Thrips injury on untreated peanuts.

The money we spend upfront brings in a dividend. If you can incorporate a herbicide, that is a great start. If not, apply residual herbicides right after the planter, and add a contact or systemic burndown to the mix if there are emerged weeds. This happens sometimes when we till and get delays in planting. We get out of sync. Another challenge can be wet weather prior to tillage. Sometimes we are just covering up weeds and not killing them when we disk. The result can be that in a few weeks, you have 12-inch weeds scattered across the field. If there is any doubt about how well you can kill all the weeds with tillage, apply an effective burndown before you begin tilling. It may seem like a waste, but if you are just covering up some of the weeds with a disk, you will be chasing them in a few weeks.

After planting, and regardless of how good you think your weed control is, make sure you don’t have any small escapes. I often recommend paraquat plus Basagran plus residuals about three weeks after peanuts emerge. In the Southeast, Storm plus paraquat is used a great deal. Either combination serves the purpose of cleaning up the weeds that slipped through at-planting herbicides.

In the Virginia-Carolina region, it’s critical to stay on top of thrips. We are often a week or so late for our foliar sprays to suppress this insect pest. If peanuts are stunted and terminals are in poor shape, we are indeed late spraying, and we may have experienced yield loss and greater transmission of Tomato Spotted Wilt Virus. Be proactive on these sprays.

As we move through May, we might have some fields that have less-than-ideal stands. What does less-than-ideal mean? In a perfect world, you would have four to five plants per foot of row all the way across the field. What if you have three plants or perhaps two? I would say three is OK, but yield will be lower than four or five. But, I wouldn’t replant if I had at least three across the field. Less than two needs replanting, while between two and three can be a gray area. Peanuts can take a long time to make a stand, especially in the upper V-C, and that can make it challenging to know whether to jump in with a replant or plant a few more seed to the side of the initial planting. Large gaps in stands can be the major issue, and if you have many of those, a replant is needed. This type of situation most often warrants a phone call and discussion.

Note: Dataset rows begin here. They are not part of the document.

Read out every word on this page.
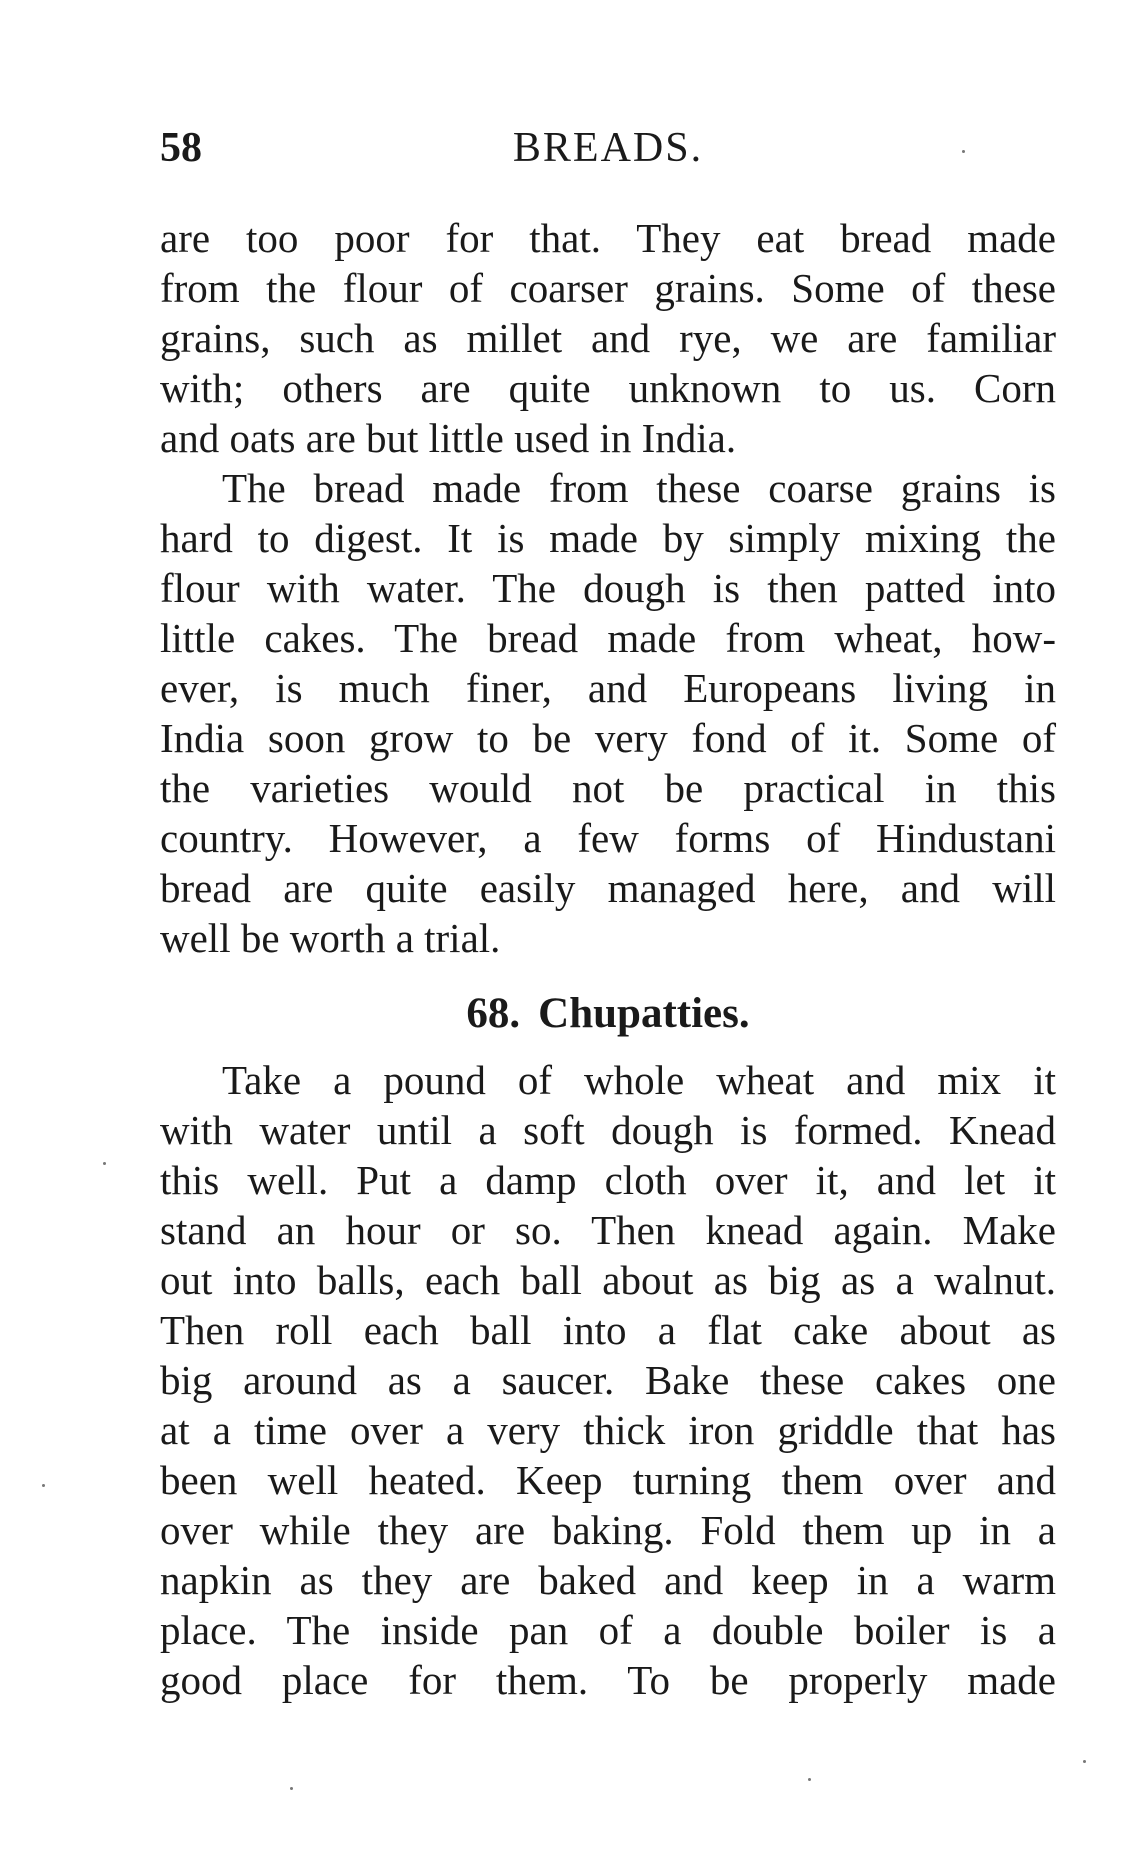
58	BREADS.
are too poor for that. They eat bread made
from the flour of coarser grains. Some of these
grains, such as millet and rye, we are familiar
with; others are quite unknown to us. Corn
and oats are but little used in India.
The bread made from these coarse grains is
hard to digest. It is made by simply mixing the
flour with water. The dough is then patted into
little cakes. The bread made from wheat, how-
ever, is much finer, and Europeans living in
India soon grow to be very fond of it. Some of
the varieties would not be practical in this
country. However, a few forms of Hindustani
bread are quite easily managed here, and will
well be worth a trial.
68. Chupatties.
Take a pound of whole wheat and mix it
with water until a soft dough is formed. Knead
this well. Put a damp cloth over it, and let it
stand an hour or so. Then knead again. Make
out into balls, each ball about as big as a walnut.
Then roll each ball into a flat cake about as
big around as a saucer. Bake these cakes one
at a time over a very thick iron griddle that has
been well heated. Keep turning them over and
over while they are baking. Fold them up in a
napkin as they are baked and keep in a warm
place. The inside pan of a double boiler is a
good place for them. To be properly made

In June, I’ll hit on fertility issues for Virginia-market types and some thoughts on fungicide programs.

Don’t Give Palmer Amaranth A Head Start

Kris Balkcom
Auburn University
Extension Specialist

As you read this issue, I feel that we will be in full swing planting peanuts this year, which is different than the past two planting seasons. So far during the month of April, even though we have had some cool nights, our daytime temperatures have been relatively warm. Therefore, when you look at our soil temperatures, they also have been higher overall for April this year compared to the past two years. This makes me think about being more cautious in regard to seedling disease.

Aspergillus crown rot, in particular, is more prominent when we have hot and dry weather. Writing this ahead of time, I certainly don’t know what weather we will be experiencing at the time but hopefully it won’t be hot and dry. I just want us to be cautious and prepared. Some of us have had 25 inches of rain from the first of the year up until mid-April. Therefore, our best defense is to have the best seed treatment on the seed in addition to a fungicide in the furrow.

Also, I am still getting questions about the use of preemergent herbicides behind the planter damaging peanut stands. As I mentioned earlier, this year seems different than last year’s planting season. We experienced 10 to 15 inches of rain right after planting last year and it didn’t reduce our plant stands. This was mainly because of the high-quality seed and well-drained soils. Therefore, don’t hesitate and give palmer amaranth the chance to get a head start.